Oral Argument Style and Value

As readers have probably already determined, I have a particular interest in orality and oral argument. Two recent items caught my attention and seemed worth sharing. First, Listen Like a Lawyer, an excellent blog about a important skill that receives far too little attention, had a post Oral Argument as an Improvised Conversation. It takes the common bromide that advocates should think of oral argument as a conversation with the bench. That leads the author to two inquiries. First, “how can it be an authentic conversation when the power dynamics are so skewed toward the judges and when the attorney is ethically bound to advocate for the client?” This is worth exploring further. Second, if we accept that oral argument is a conversation, albeit one with skewed power dynamics, are there lessons oral advocates can learn from modern sales practices? The blog post and the monograph it examines certainly think so.

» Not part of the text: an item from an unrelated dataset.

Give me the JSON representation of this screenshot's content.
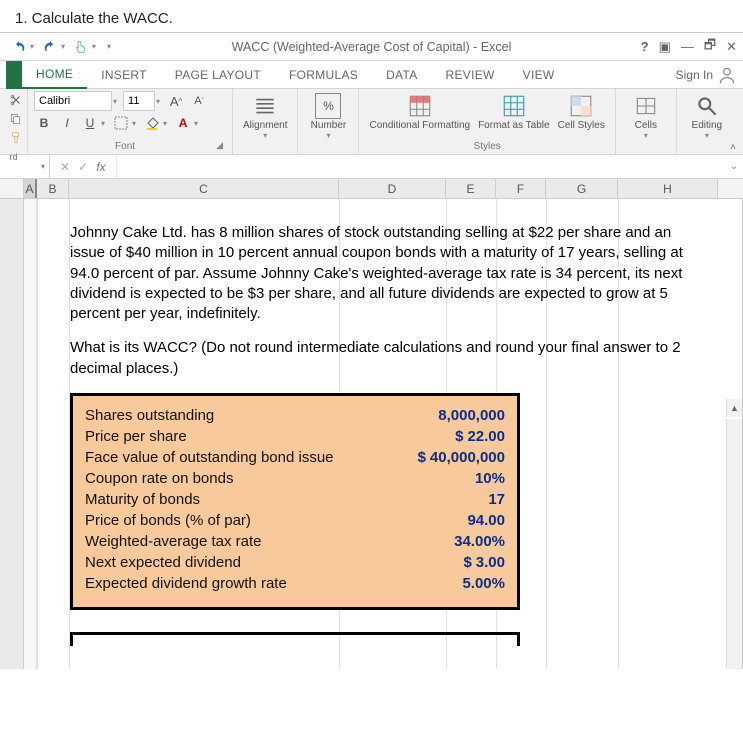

Second, PrawfsBlawg had an April 1 post, Orality in Litigation, suggesting The Reappearing Judge (forthcoming in Kansas Law Review) by Steve Gensler (Oklahoma) and U.S. District Judge Lee Rosenthal, which proposes greater contact between trial judges and attorneys. Having documented (and bemoaned) the decline of oral argument at the appellate level, I’m obviously a very receptive audience for these authors. Gensler and Rosenthal offer some excellent ideas about the benefits, obvious and subtle, of increased (or as they call it “reappearing”) judicial involvement in real-time, face-to-face meetings with attorneys.